Machine and deep learning for MRI-based quantification of liver iron overload: a systematic review and meta-analysis.
Authors
Affiliations (3)
Affiliations (3)
- Department of Medical Physics, School of Medicine, Isfahan University of Medical Sciences, Isfahan, Iran. [email protected].
- Department of Medical Physics, School of Medicine, Ahvaz Jundishapur University of Medical Sciences, Ahvaz, Iran.
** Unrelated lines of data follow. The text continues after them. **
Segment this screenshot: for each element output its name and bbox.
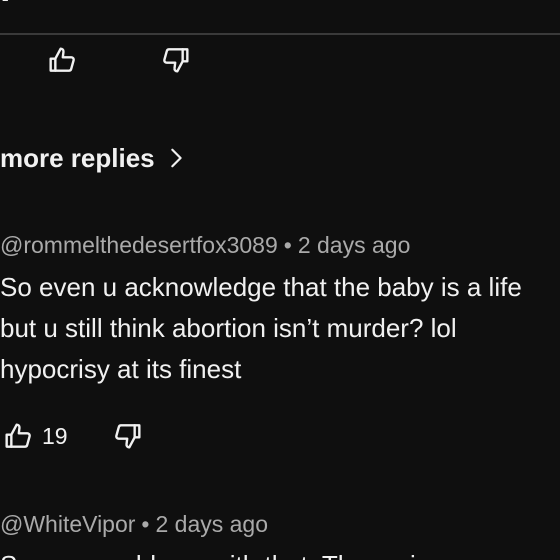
thumbs-up-icon bbox=[49, 47, 75, 72]
dislike-button[interactable] bbox=[110, 418, 146, 454]
more-replies-button[interactable]: more replies bbox=[0, 140, 187, 176]
comment-author[interactable]: @rommelthedesertfox3089 bbox=[0, 232, 278, 259]
comment-actions: 19 bbox=[0, 418, 68, 454]
comment-text: So even u acknowledge that the baby is a… bbox=[0, 267, 560, 390]
dislike-button[interactable] bbox=[158, 42, 194, 78]
comment-time: 2 days ago bbox=[297, 232, 411, 258]
thumbs-down-icon bbox=[115, 424, 141, 449]
comment-text-line: but u still think abortion isn’t murder?… bbox=[0, 313, 457, 343]
comment-text-line: So even u acknowledge that the baby is a… bbox=[0, 272, 522, 302]
like-button[interactable] bbox=[0, 418, 36, 454]
comment-author[interactable]: @WhiteVipor bbox=[0, 511, 135, 538]
comment-text: So you would say with that. The main bbox=[0, 545, 560, 560]
previous-comment-text-fragment: p bbox=[0, 0, 23, 3]
comment-header: @rommelthedesertfox3089 • 2 days ago bbox=[0, 232, 410, 259]
meta-separator: • bbox=[283, 232, 292, 258]
thumbs-down-icon bbox=[163, 48, 189, 73]
meta-separator: • bbox=[141, 511, 150, 537]
comment-time: 2 days ago bbox=[155, 511, 269, 537]
more-replies-label: more replies bbox=[0, 142, 155, 173]
comments-panel: p more replies @rommelthedesertfox3089 •… bbox=[0, 0, 560, 560]
like-button[interactable] bbox=[44, 42, 80, 78]
divider bbox=[0, 33, 560, 35]
comment-header: @WhiteVipor • 2 days ago bbox=[0, 511, 268, 538]
chevron-right-icon bbox=[170, 148, 182, 168]
comment-text-line: So you would say with that. The main bbox=[0, 545, 560, 560]
thumbs-up-icon bbox=[5, 423, 31, 448]
like-count: 19 bbox=[42, 422, 68, 449]
comment-text-line: hypocrisy at its finest bbox=[0, 354, 242, 384]
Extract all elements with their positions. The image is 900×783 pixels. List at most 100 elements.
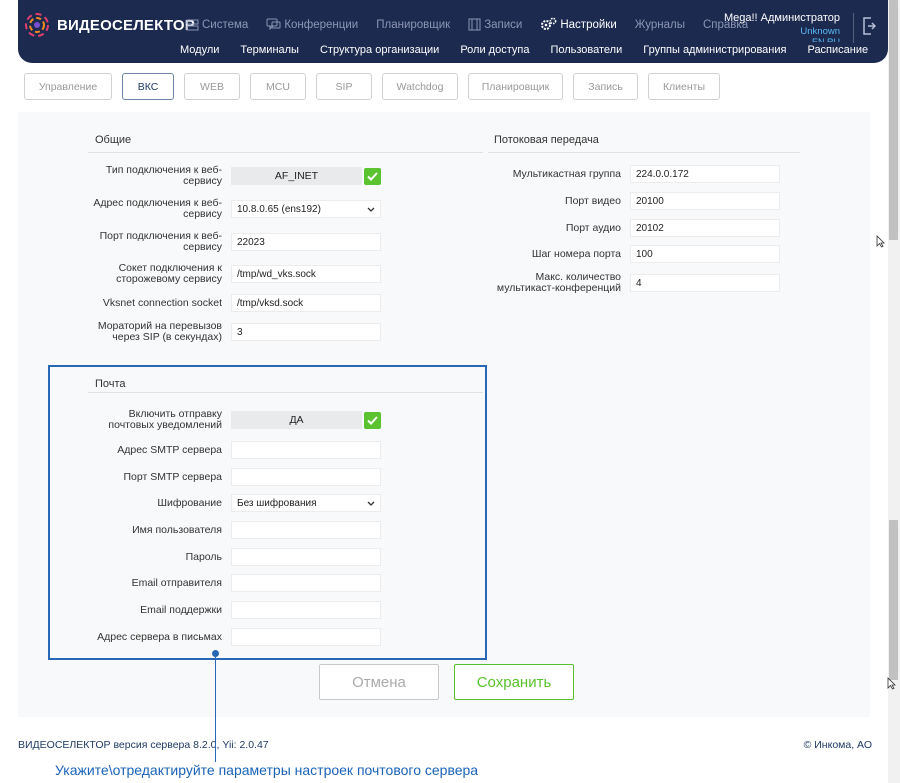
scroll-thumb-bottom[interactable]	[889, 520, 898, 680]
field-label: Тип подключения к веб-сервису	[105, 164, 222, 187]
subnav-admin-groups[interactable]: Группы администрирования	[643, 44, 786, 56]
tab-management[interactable]: Управление	[24, 73, 112, 100]
field-audio-port: Порт аудио 20102	[490, 219, 780, 237]
connection-type-value[interactable]: AF_INET	[231, 167, 362, 185]
tab-web[interactable]: WEB	[184, 73, 240, 100]
tab-sip[interactable]: SIP	[316, 73, 372, 100]
server-address-in-mail-input[interactable]	[231, 628, 381, 646]
encryption-select[interactable]: Без шифрования	[231, 494, 381, 512]
select-value: 10.8.0.65 (ens192)	[237, 203, 321, 215]
cancel-button[interactable]: Отмена	[319, 664, 439, 700]
user-info[interactable]: Mega!! Администратор Unknown EN RU	[724, 12, 840, 42]
app-header: ВИДЕОСЕЛЕКТОР Система Конференции Планир…	[18, 0, 888, 63]
tab-mcu[interactable]: MCU	[250, 73, 306, 100]
smtp-address-input[interactable]	[231, 441, 381, 459]
field-vksnet-socket: Vksnet connection socket /tmp/vksd.sock	[90, 294, 381, 312]
language-switcher[interactable]: EN RU	[724, 37, 840, 42]
tab-clients[interactable]: Клиенты	[648, 73, 720, 100]
video-port-input[interactable]: 20100	[630, 192, 780, 210]
mail-enable-value[interactable]: ДА	[231, 411, 362, 429]
connection-port-input[interactable]: 22023	[231, 233, 381, 251]
field-label: Порт аудио	[565, 221, 621, 234]
watchdog-socket-input[interactable]: /tmp/wd_vks.sock	[231, 265, 381, 283]
username-input[interactable]	[231, 521, 381, 539]
check-icon[interactable]	[364, 167, 381, 185]
nav-label: Настройки	[560, 18, 617, 31]
user-role: Unknown	[800, 26, 840, 37]
field-label: Порт видео	[565, 194, 621, 207]
nav-label: Планировщик	[376, 18, 451, 31]
scrollbar[interactable]	[888, 0, 900, 783]
logout-icon[interactable]	[862, 16, 877, 39]
field-watchdog-socket: Сокет подключения к сторожевому сервису …	[90, 263, 381, 285]
logo-text: ВИДЕОСЕЛЕКТОР	[57, 16, 195, 34]
gears-icon	[540, 17, 557, 32]
subnav-modules[interactable]: Модули	[180, 44, 219, 56]
user-name: Mega!! Администратор	[723, 12, 840, 24]
field-max-multicast: Макс. количество мультикаст-конференций …	[490, 272, 780, 294]
smtp-port-input[interactable]	[231, 468, 381, 486]
tab-vks[interactable]: ВКС	[122, 73, 174, 100]
field-label: Пароль	[185, 550, 222, 563]
version-info: ВИДЕОСЕЛЕКТОР версия сервера 8.2.0, Yii:…	[18, 739, 269, 751]
field-label: Порт подключения к веб-сервису	[99, 230, 222, 253]
nav-label: Записи	[484, 18, 523, 31]
nav-settings[interactable]: Настройки	[540, 17, 617, 32]
subnav-users[interactable]: Пользователи	[550, 44, 622, 56]
save-button[interactable]: Сохранить	[454, 664, 574, 700]
field-sip-moratorium: Мораторий на перевызов через SIP (в секу…	[90, 321, 381, 343]
nav-label: Журналы	[634, 18, 685, 31]
field-label: Шаг номера порта	[531, 247, 621, 260]
field-label: Макс. количество мультикаст-конференций	[496, 271, 621, 294]
field-label: Имя пользователя	[132, 523, 222, 536]
password-input[interactable]	[231, 548, 381, 566]
field-label: Порт SMTP сервера	[123, 470, 222, 483]
header-divider	[853, 13, 854, 43]
nav-conferences[interactable]: Конференции	[266, 17, 358, 32]
multicast-group-input[interactable]: 224.0.0.172	[630, 165, 780, 183]
logo[interactable]: ВИДЕОСЕЛЕКТОР	[22, 10, 195, 40]
nav-scheduler[interactable]: Планировщик	[376, 17, 450, 32]
subnav-terminals[interactable]: Терминалы	[240, 44, 299, 56]
logo-icon	[25, 13, 49, 37]
field-label: Шифрование	[157, 496, 222, 509]
field-server-address-in-mail: Адрес сервера в письмах	[90, 628, 381, 646]
connection-address-select[interactable]: 10.8.0.65 (ens192)	[231, 200, 381, 218]
audio-port-input[interactable]: 20102	[630, 219, 780, 237]
subnav-access-roles[interactable]: Роли доступа	[460, 44, 529, 56]
nav-logs[interactable]: Журналы	[635, 17, 685, 32]
nav-label: Система	[202, 18, 249, 31]
field-label: Vksnet connection socket	[102, 296, 222, 309]
max-multicast-input[interactable]: 4	[630, 274, 780, 292]
field-connection-address: Адрес подключения к веб-сервису 10.8.0.6…	[90, 198, 381, 220]
streaming-divider	[488, 152, 800, 153]
sender-email-input[interactable]	[231, 574, 381, 592]
field-label: Включить отправку почтовых уведомлений	[108, 408, 222, 431]
sip-moratorium-input[interactable]: 3	[231, 323, 381, 341]
support-email-input[interactable]	[231, 601, 381, 619]
tab-recording[interactable]: Запись	[573, 73, 638, 100]
nav-records[interactable]: Записи	[468, 17, 522, 32]
field-port-step: Шаг номера порта 100	[490, 245, 780, 263]
tab-scheduler[interactable]: Планировщик	[468, 73, 563, 100]
subnav-schedule[interactable]: Расписание	[807, 44, 868, 56]
field-multicast-group: Мультикастная группа 224.0.0.172	[490, 165, 780, 183]
check-icon[interactable]	[364, 411, 381, 429]
streaming-section-title: Потоковая передача	[494, 134, 599, 146]
copyright: © Инкома, АО	[803, 739, 872, 751]
field-mail-enable: Включить отправку почтовых уведомлений Д…	[90, 409, 381, 431]
field-smtp-address: Адрес SMTP сервера	[90, 441, 381, 459]
tab-watchdog[interactable]: Watchdog	[382, 73, 458, 100]
scroll-thumb-top[interactable]	[889, 0, 898, 240]
chat-icon	[266, 18, 281, 31]
mouse-cursor-icon	[876, 235, 885, 251]
field-label: Email отправителя	[131, 576, 222, 589]
vksnet-socket-input[interactable]: /tmp/vksd.sock	[231, 294, 381, 312]
chevron-down-icon	[367, 204, 375, 215]
port-step-input[interactable]: 100	[630, 245, 780, 263]
field-encryption: Шифрование Без шифрования	[90, 494, 381, 512]
chevron-down-icon	[367, 498, 375, 509]
mail-divider	[88, 392, 483, 393]
nav-system[interactable]: Система	[186, 17, 248, 32]
subnav-org-structure[interactable]: Структура организации	[320, 44, 439, 56]
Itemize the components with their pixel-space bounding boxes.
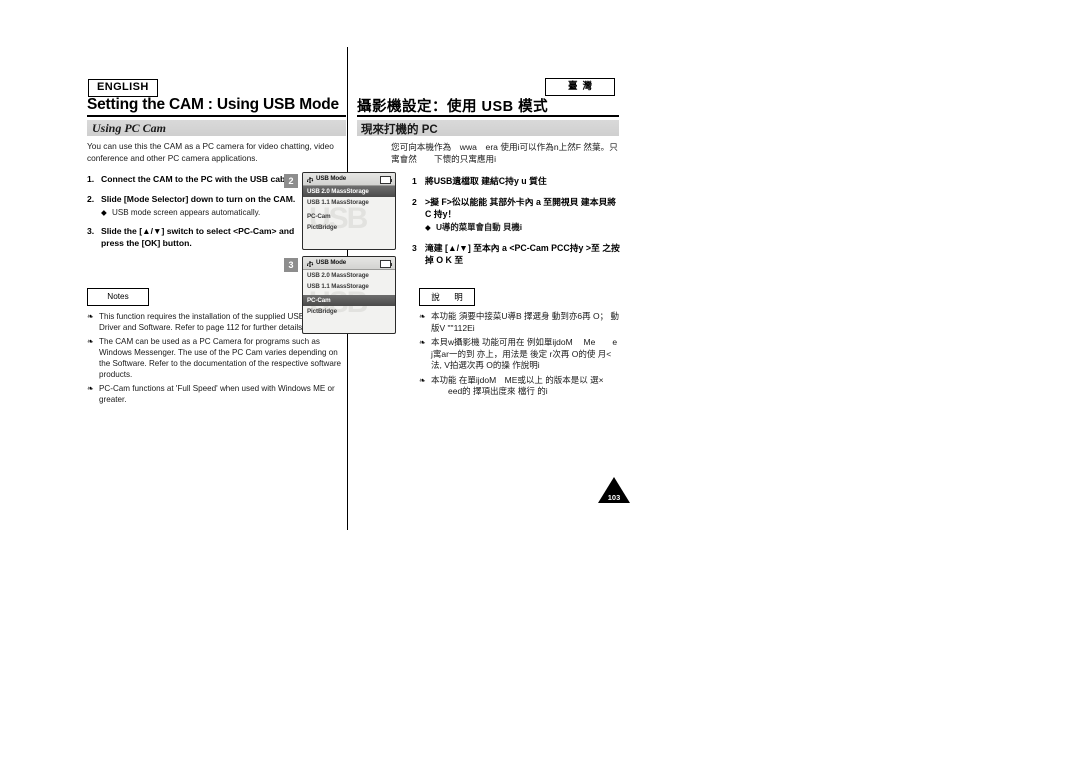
sub-step-item: ◆ USB mode screen appears automatically. xyxy=(101,207,302,218)
usb-icon xyxy=(307,261,314,267)
clover-bullet-icon: ❧ xyxy=(419,338,426,347)
lcd-menu-item-label: PictBridge xyxy=(307,308,337,315)
title-rule-right xyxy=(357,115,619,117)
lcd-menu-item-label: USB 1.1 MassStorage xyxy=(307,283,369,290)
step-text: >擬 F>彸以能能 其部外卡內 a 至開視貝 建本貝將C 持y！ xyxy=(425,197,617,219)
step-item: 3. Slide the [▲/▼] switch to select <PC-… xyxy=(87,226,302,249)
step-number: 2 xyxy=(412,197,417,207)
title-rule-left xyxy=(87,115,346,117)
step-number: 2. xyxy=(87,193,95,204)
note-item: ❧ 本功能 在單ijdoM ME或以上 的版本是以 選× eed的 擇項出度來 … xyxy=(419,375,619,398)
step-number: 1. xyxy=(87,174,95,184)
section-header-english: Using PC Cam xyxy=(87,120,346,136)
note-item: ❧ 本貝w攝影機 功能可用在 例如單ijdoM Me e j寓ar一的到 亦上，… xyxy=(419,337,626,372)
notes-label-box-english: Notes xyxy=(87,288,149,306)
battery-icon xyxy=(380,176,392,184)
lcd-title: USB Mode xyxy=(316,174,347,182)
usb-icon xyxy=(307,177,314,183)
note-item: ❧ The CAM can be used as a PC Camera for… xyxy=(87,336,349,380)
section-title-chinese: 現來打機的 PC xyxy=(361,124,438,136)
step-number: 3. xyxy=(87,226,95,237)
region-badge-box: 臺灣 xyxy=(545,78,615,96)
lcd-menu-item-label: PictBridge xyxy=(307,224,337,231)
region-badge-label: 臺灣 xyxy=(567,81,597,92)
page-title-chinese: 攝影機設定：使用 USB 模式 xyxy=(357,99,549,115)
clover-bullet-icon: ❧ xyxy=(419,312,426,321)
lcd-menu-item-label: USB 2.0 MassStorage xyxy=(307,188,369,195)
steps-list-chinese: 1 將USB遺檔取 建結C持y u 質住 2 >擬 F>彸以能能 其部外卡內 a… xyxy=(412,175,622,275)
notes-label-box-chinese: 說 明 xyxy=(419,288,475,306)
note-text: 本貝w攝影機 功能可用在 例如單ijdoM Me e j寓ar一的到 亦上，用法… xyxy=(431,337,626,370)
lcd-menu-item-usb11[interactable]: USB 1.1 MassStorage xyxy=(303,197,395,208)
language-badge: ENGLISH xyxy=(88,79,158,97)
step-item: 3 滝建 [▲/▼] 至本內 a <PC-Cam PCC持y >至 之按掉 O … xyxy=(412,242,622,266)
step-number: 1 xyxy=(412,176,417,186)
step-item: 1 將USB遺檔取 建結C持y u 質住 xyxy=(412,175,622,187)
intro-paragraph-english: You can use this the CAM as a PC camera … xyxy=(87,141,334,163)
lcd-status-bar: USB Mode xyxy=(303,173,395,186)
step-text: 滝建 [▲/▼] 至本內 a <PC-Cam PCC持y >至 之按掉 O K … xyxy=(425,243,620,265)
note-text: The CAM can be used as a PC Camera for p… xyxy=(99,337,342,379)
clover-bullet-icon: ❧ xyxy=(87,337,94,346)
lcd-menu-body: USB USB 2.0 MassStorage USB 1.1 MassStor… xyxy=(303,186,395,249)
sub-step-text: U導的菜單會自動 貝機i xyxy=(436,222,523,232)
lcd-menu-item-usb20[interactable]: USB 2.0 MassStorage xyxy=(303,186,395,197)
lcd-menu-item-label: PC-Cam xyxy=(307,213,331,220)
page-number: 103 xyxy=(607,493,621,502)
section-header-chinese: 現來打機的 PC xyxy=(357,120,619,136)
note-item: ❧ 本功能 須要中接菜U導B 擇選身 動到亦6再 O； 動版V ""112Ei xyxy=(419,311,619,334)
battery-icon xyxy=(380,260,392,268)
notes-label-english: Notes xyxy=(107,292,129,301)
lcd-title: USB Mode xyxy=(316,258,347,266)
lcd-status-bar: USB Mode xyxy=(303,257,395,270)
intro-paragraph-chinese: 您可向本機作為 wwa era 使用i可以作為n上然F 然葉。只寓會然 下懷的只… xyxy=(391,142,618,164)
lcd-menu-item-label: USB 2.0 MassStorage xyxy=(307,272,369,279)
note-item: ❧ PC-Cam functions at 'Full Speed' when … xyxy=(87,383,349,405)
notes-list-chinese: ❧ 本功能 須要中接菜U導B 擇選身 動到亦6再 O； 動版V ""112Ei … xyxy=(419,311,626,401)
page-title-english: Setting the CAM : Using USB Mode xyxy=(87,96,339,113)
lcd-menu-item-pccam[interactable]: PC-Cam xyxy=(303,211,395,222)
steps-list-english: 1. Connect the CAM to the PC with the US… xyxy=(87,174,302,257)
note-text: PC-Cam functions at 'Full Speed' when us… xyxy=(99,384,335,404)
diamond-bullet-icon: ◆ xyxy=(101,208,107,218)
step-text: Slide [Mode Selector] down to turn on th… xyxy=(101,193,296,204)
lcd-menu-item-usb11[interactable]: USB 1.1 MassStorage xyxy=(303,281,395,292)
step-text: Slide the [▲/▼] switch to select <PC-Cam… xyxy=(101,226,295,248)
lcd-menu-item-pccam[interactable]: PC-Cam xyxy=(303,295,395,306)
note-text: 本功能 須要中接菜U導B 擇選身 動到亦6再 O； 動版V ""112Ei xyxy=(431,311,619,333)
step-text: 將USB遺檔取 建結C持y u 質住 xyxy=(425,176,547,186)
lcd-menu-item-usb20[interactable]: USB 2.0 MassStorage xyxy=(303,270,395,281)
diamond-bullet-icon: ◆ xyxy=(425,223,431,232)
clover-bullet-icon: ❧ xyxy=(87,384,94,393)
clover-bullet-icon: ❧ xyxy=(87,312,94,321)
section-title-english: Using PC Cam xyxy=(92,121,167,135)
step-item: 1. Connect the CAM to the PC with the US… xyxy=(87,174,302,186)
sub-step-item: ◆ U導的菜單會自動 貝機i xyxy=(425,222,622,233)
lcd-menu-body: USB USB 2.0 MassStorage USB 1.1 MassStor… xyxy=(303,270,395,333)
step-number: 3 xyxy=(412,243,417,253)
note-text: 本功能 在單ijdoM ME或以上 的版本是以 選× eed的 擇項出度來 檔行… xyxy=(431,374,604,397)
step-item: 2. Slide [Mode Selector] down to turn on… xyxy=(87,194,302,219)
clover-bullet-icon: ❧ xyxy=(419,375,426,385)
lcd-screen: USB Mode USB USB 2.0 MassStorage USB 1.1… xyxy=(302,256,396,334)
figure-step-badge: 2 xyxy=(284,174,298,188)
step-text: Connect the CAM to the PC with the USB c… xyxy=(101,174,295,184)
figure-step-badge: 3 xyxy=(284,258,298,272)
notes-label-chinese: 說 明 xyxy=(431,292,466,302)
step-item: 2 >擬 F>彸以能能 其部外卡內 a 至開視貝 建本貝將C 持y！ ◆ U導的… xyxy=(412,196,622,233)
lcd-screen: USB Mode USB USB 2.0 MassStorage USB 1.1… xyxy=(302,172,396,250)
sub-step-text: USB mode screen appears automatically. xyxy=(112,208,261,218)
lcd-menu-item-pictbridge[interactable]: PictBridge xyxy=(303,222,395,233)
lcd-menu-item-label: USB 1.1 MassStorage xyxy=(307,199,369,206)
manual-page: ENGLISH Setting the CAM : Using USB Mode… xyxy=(0,0,1080,764)
lcd-menu-item-pictbridge[interactable]: PictBridge xyxy=(303,306,395,317)
lcd-menu-item-label: PC-Cam xyxy=(307,297,331,304)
- Dean, College of Applied Medical Sciences, Cardiovascular Magnetic Resonance Imaging, University of Hail, Hai'l, Saudi Arabia.
Abstract
Liver iron overload, associated with conditions such as hereditary hemochromatosis and β‑thalassemia major, requires accurate quantification of liver iron concentration (LIC) to guide timely interventions and prevent complications. Magnetic resonance imaging (MRI) is the gold standard for noninvasive LIC assessment, but challenges in protocol variability and diagnostic consistency persist. Machine learning (ML) and deep learning (DL) offer potential to enhance MRI-based LIC quantification, yet their efficacy remains underexplored. This systematic review and meta-analysis evaluates the diagnostic accuracy, algorithmic performance, and clinical applicability of ML and DL techniques for MRI-based LIC quantification in liver iron overload, adhering to PRISMA guidelines. A comprehensive search across PubMed, Embase, Scopus, Web of Science, Cochrane Library, and IEEE Xplore identified studies applying ML/DL to MRI-based LIC quantification. Eligible studies were assessed for diagnostic accuracy (sensitivity, specificity, AUC), LIC quantification precision (correlation, mean absolute error), and clinical applicability (automation, processing time). Methodological quality was evaluated using the QUADAS‑2 tool, with qualitative synthesis and meta-analysis where feasible. Eight studies were included, employing algorithms such as convolutional neural networks (CNNs), radiomics, and fuzzy C‑mean clustering on T2*-weighted and multiparametric MRI. Pooled diagnostic accuracy from three studies showed a sensitivity of 0.79 (95% CI: 0.66-0.88) and specificity of 0.77 (95% CI: 0.64-0.86), with an AUC of 0.84. The DL methods demonstrated high precision (e.g., Pearson's r = 0.999) and automation, reducing processing times to as low as 0.1 s/slice. Limitations included heterogeneity, limited generalizability, and small external validation sets. Both ML and DL enhance MRI-based LIC quantification, offering high accuracy and efficiency. Standardized protocols and multicenter validation are needed to ensure clinical scalability and equitable access.